When the national company ramped back up, Hassan auditioned for the role of Regina.

“I was a big Tina Fey fan, so I’ve absorbed all of her content forever since I was a kid,” she said. “’Saturday Night Live,’ ‘30 Rock,’ and obviously ‘Mean Girls.’

“I was maybe 10 or 11 when the movie came out, and this was back when Netflix delivered movies [on DVD] to your house, before streaming. I begged my mom to let us get it delivered on Netflix and we watched it together. I just remember how fabulous and amazing all these girls were in this movie. I thought they were so cool.”

At the time, she did not really notice how very white the main characters are. “It’s not really something that registered until I was older, like high school or college. We have come such a long way since then,” she said.

“It’s such an honor to be able to play this role for young girls of color who may be searching and maybe don’t know they can play a very strong female lead and be strong themselves.”

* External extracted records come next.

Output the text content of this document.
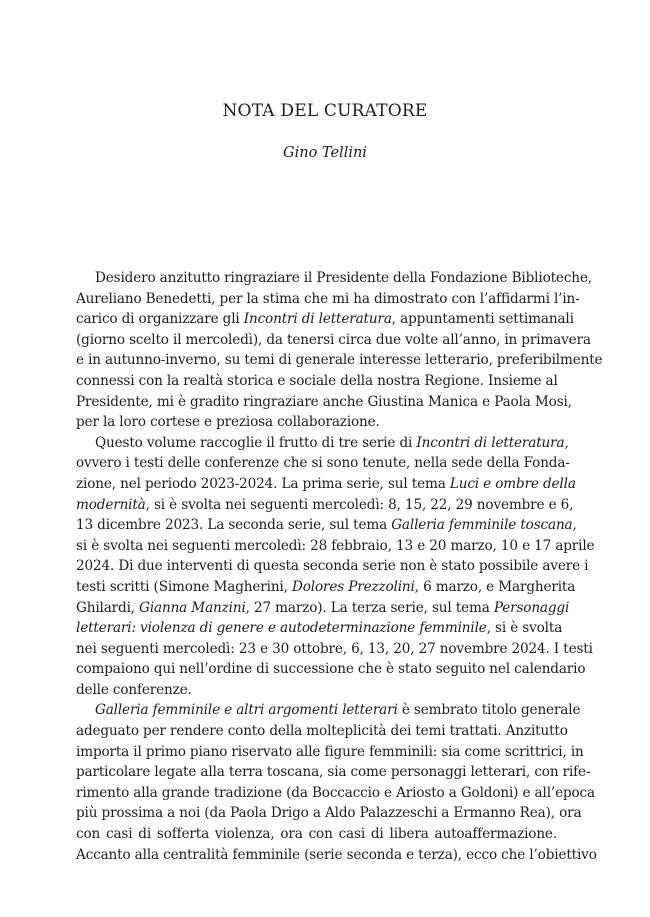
NOTA DEL CURATORE
Gino Tellini
Desidero anzitutto ringraziare il Presidente della Fondazione Biblioteche,
Aureliano Benedetti, per la stima che mi ha dimostrato con l’affidarmi l’in-
carico di organizzare gli Incontri di letteratura, appuntamenti settimanali
(giorno scelto il mercoledì), da tenersi circa due volte all’anno, in primavera
e in autunno-inverno, su temi di generale interesse letterario, preferibilmente
connessi con la realtà storica e sociale della nostra Regione. Insieme al
Presidente, mi è gradito ringraziare anche Giustina Manica e Paola Mosi,
per la loro cortese e preziosa collaborazione.
Questo volume raccoglie il frutto di tre serie di Incontri di letteratura,
ovvero i testi delle conferenze che si sono tenute, nella sede della Fonda-
zione, nel periodo 2023-2024. La prima serie, sul tema Luci e ombre della
modernità, si è svolta nei seguenti mercoledì: 8, 15, 22, 29 novembre e 6,
13 dicembre 2023. La seconda serie, sul tema Galleria femminile toscana,
si è svolta nei seguenti mercoledì: 28 febbraio, 13 e 20 marzo, 10 e 17 aprile
2024. Di due interventi di questa seconda serie non è stato possibile avere i
testi scritti (Simone Magherini, Dolores Prezzolini, 6 marzo, e Margherita
Ghilardi, Gianna Manzini, 27 marzo). La terza serie, sul tema Personaggi
letterari: violenza di genere e autodeterminazione femminile, si è svolta
nei seguenti mercoledì: 23 e 30 ottobre, 6, 13, 20, 27 novembre 2024. I testi
compaiono qui nell’ordine di successione che è stato seguito nel calendario
delle conferenze.
Galleria femminile e altri argomenti letterari è sembrato titolo generale
adeguato per rendere conto della molteplicità dei temi trattati. Anzitutto
importa il primo piano riservato alle figure femminili: sia come scrittrici, in
particolare legate alla terra toscana, sia come personaggi letterari, con rife-
rimento alla grande tradizione (da Boccaccio e Ariosto a Goldoni) e all’epoca
più prossima a noi (da Paola Drigo a Aldo Palazzeschi a Ermanno Rea), ora
con casi di sofferta violenza, ora con casi di libera autoaffermazione.
Accanto alla centralità femminile (serie seconda e terza), ecco che l’obiettivo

Hassan said she gets lots of feedback from girls of color. “You never know who’s in the audience and it’s such a dream to be able to instill some sort of confidence in people. Every message I get, every piece of fan mail just warms my heart when they say it means so much to them to see me up on the stage. It’s just so impactful for them. It’s what fuels each show.”


THEATER PREVIEW

“Mean Girls”

July 19-24. $36-$109. Fox Theatre. 660 Peachtree St. NE, Atlanta. 855-285-8499, foxtheatre.org.